Mon pote Frank

Ceux qui me font l’honneur de lire mes critiques de spectacles depuis le milieu des années 1990 – peu importe le média – ont dû voir un jour ou l’autre un commentaire ou une allusion relative à « mon pote Frank ».

Par Philippe Rezzonico

Frank, c’est lui. François Vézina. Ami de longue date, collègue émérite et, dans le cas qui nous occupe, maître ES arts en jazz.

Nous nous sommes connus dans les années 1980, quand nous occupions respectivement les postes de journalistes affectés à la couverture de la politique municipale à Laval.

Moi, à l’Hebdo de Laval, lui, au Courrier Laval, et ce, alors que le maire de l’Île Jésus se nommait Claude U. Lefebvre. Oui, oui… Avant Gilles Vaillancourt. Très jeunes, nous étions.

Et nous devions être concurrents. Enfin, nous l’étions durant le jour. L’Hebdo et le Courrier, dans ces temps reculés, c’était comme La Presse et Le Journal de Montréal, le Canadien et les Nordiques, Lady Gaga et Madonna… La grosse compétition. Compétition il y avait, mais pas quand on se réunissait le soir pour écouter du jazz. En fait, c’est Frank qui m’a fait écouter du jazz. À l’époque, moi, le jazz, que dalle…

Mais j’aimais vachement ce que j’écoutais quand je me pointais à son appart de la rue Sagard. Au point de lui demander de me prêter ses cinq disques favoris. Petit futé, il m’a surtout refilé cinq albums (Kind of Blue, A Love Supreme, Saxophone Colossus, Getz/Gilberto, Eric Dolphy the Five spot) qu’il était sûr que j’allais aimer. Il s’est un peu gouré pour Eric Dolphy at the Five Spot – je n’étais pas encore prêt pour du Dolphy de ce calibre -, mais à cause de lui, j’ai moins de place que je ne l’aurais cru dans mon propre appartement.

Mais c’est quand même moi, l’élève, qui a passé sa vie professionnelle à écrire sur le sujet. Je me suis toujours dit que c’était une perte que mon maître à penser «jazz» n’ait eu cette chance, surtout quand il me refilait des tranches de «son» dictionnaire du jazz, à savoir, les critiques des albums qu’il possède. Je lui ai souvent fait la remarque en 25 ans.

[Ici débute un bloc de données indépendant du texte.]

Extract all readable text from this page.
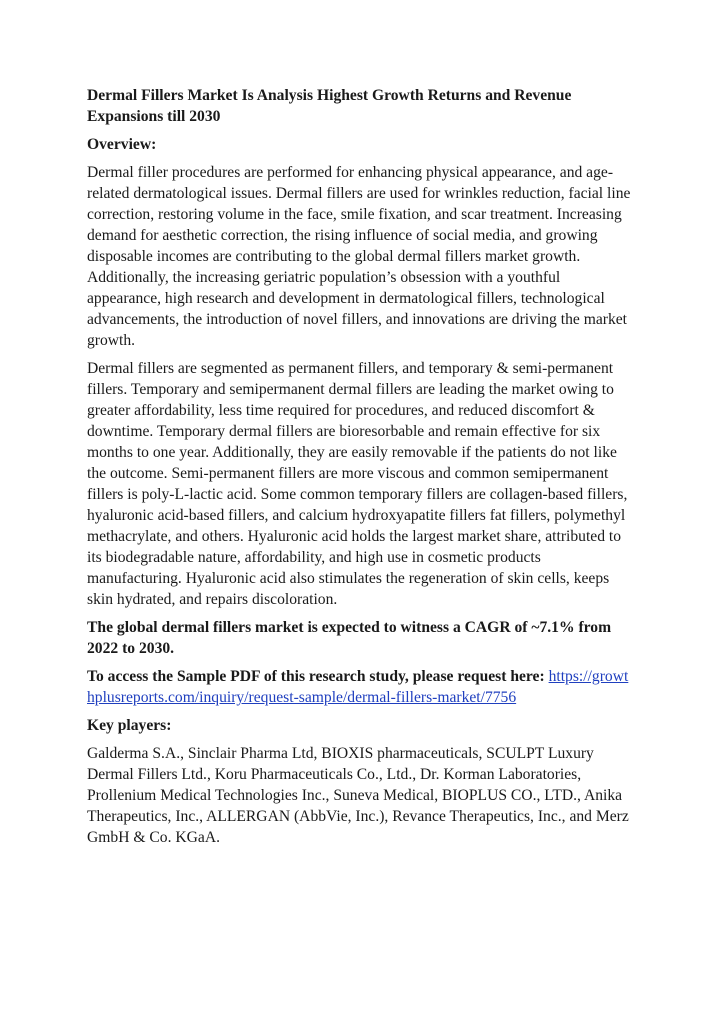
Dermal Fillers Market Is Analysis Highest Growth Returns and Revenue Expansions till 2030

Overview:

Dermal filler procedures are performed for enhancing physical appearance, and age-related dermatological issues. Dermal fillers are used for wrinkles reduction, facial line correction, restoring volume in the face, smile fixation, and scar treatment. Increasing demand for aesthetic correction, the rising influence of social media, and growing disposable incomes are contributing to the global dermal fillers market growth. Additionally, the increasing geriatric population’s obsession with a youthful appearance, high research and development in dermatological fillers, technological advancements, the introduction of novel fillers, and innovations are driving the market growth.

Dermal fillers are segmented as permanent fillers, and temporary & semi-permanent fillers. Temporary and semipermanent dermal fillers are leading the market owing to greater affordability, less time required for procedures, and reduced discomfort & downtime. Temporary dermal fillers are bioresorbable and remain effective for six months to one year. Additionally, they are easily removable if the patients do not like the outcome. Semi-permanent fillers are more viscous and common semipermanent fillers is poly-L-lactic acid. Some common temporary fillers are collagen-based fillers, hyaluronic acid-based fillers, and calcium hydroxyapatite fillers fat fillers, polymethyl methacrylate, and others. Hyaluronic acid holds the largest market share, attributed to its biodegradable nature, affordability, and high use in cosmetic products manufacturing. Hyaluronic acid also stimulates the regeneration of skin cells, keeps skin hydrated, and repairs discoloration.

The global dermal fillers market is expected to witness a CAGR of ~7.1% from 2022 to 2030.

To access the Sample PDF of this research study, please request here: https://growthplusreports.com/inquiry/request-sample/dermal-fillers-market/7756

Key players:

Galderma S.A., Sinclair Pharma Ltd, BIOXIS pharmaceuticals, SCULPT Luxury Dermal Fillers Ltd., Koru Pharmaceuticals Co., Ltd., Dr. Korman Laboratories, Prollenium Medical Technologies Inc., Suneva Medical, BIOPLUS CO., LTD., Anika Therapeutics, Inc., ALLERGAN (AbbVie, Inc.), Revance Therapeutics, Inc., and Merz GmbH & Co. KGaA.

L’an dernier, vu que j’avais un voyage prévu alors que le Festival de jazz n’était pas terminé, je lui ai proposé d’assurer la couverture de quelques spectacles pour Rue Rezzonico. Sans surprise, les critiques étaient impeccables. À croire qu’il avait fait sa toute sa vie.

Je présume qu’il a repensé à mon commentaire récurrent. En tout cas, ça lui a donné une idée. Comme il aura 50 ans l’an prochain – il est plus jeune que moi, ce gamin -, il m’a proposé son Top 50 de jazz.

Non pas les meilleurs albums de tous les temps – tout le monde fait ça -, mais ses préférés, indépendamment du poids historique. Il y aura évidemment des classiques dans le lot, mais connaissant l’étendue de sa discothèque de jazz et de ses goûts, il y aura probablement des disques que je n’ai jamais entendus et d’autres dont sa notation me fera pester.

Ça fait 20 ans qu’il soutient que le disque Ella and Louis, de 1956, est un trois étoiles et demi, maximum, et moi, un quatre étoiles, sinon plus. Vous voyez le genre…

Donc, d’ici janvier 2014, vous aurez droit au Top 50 jazz  – en ordre décroissant – de mon pote Frank. Pour lui, c’est un défi d’ici qu’il se lance. Pour moi, c’est encore une fois la certitude que j’ai bien fait de ne pas la boucler depuis 25 ans.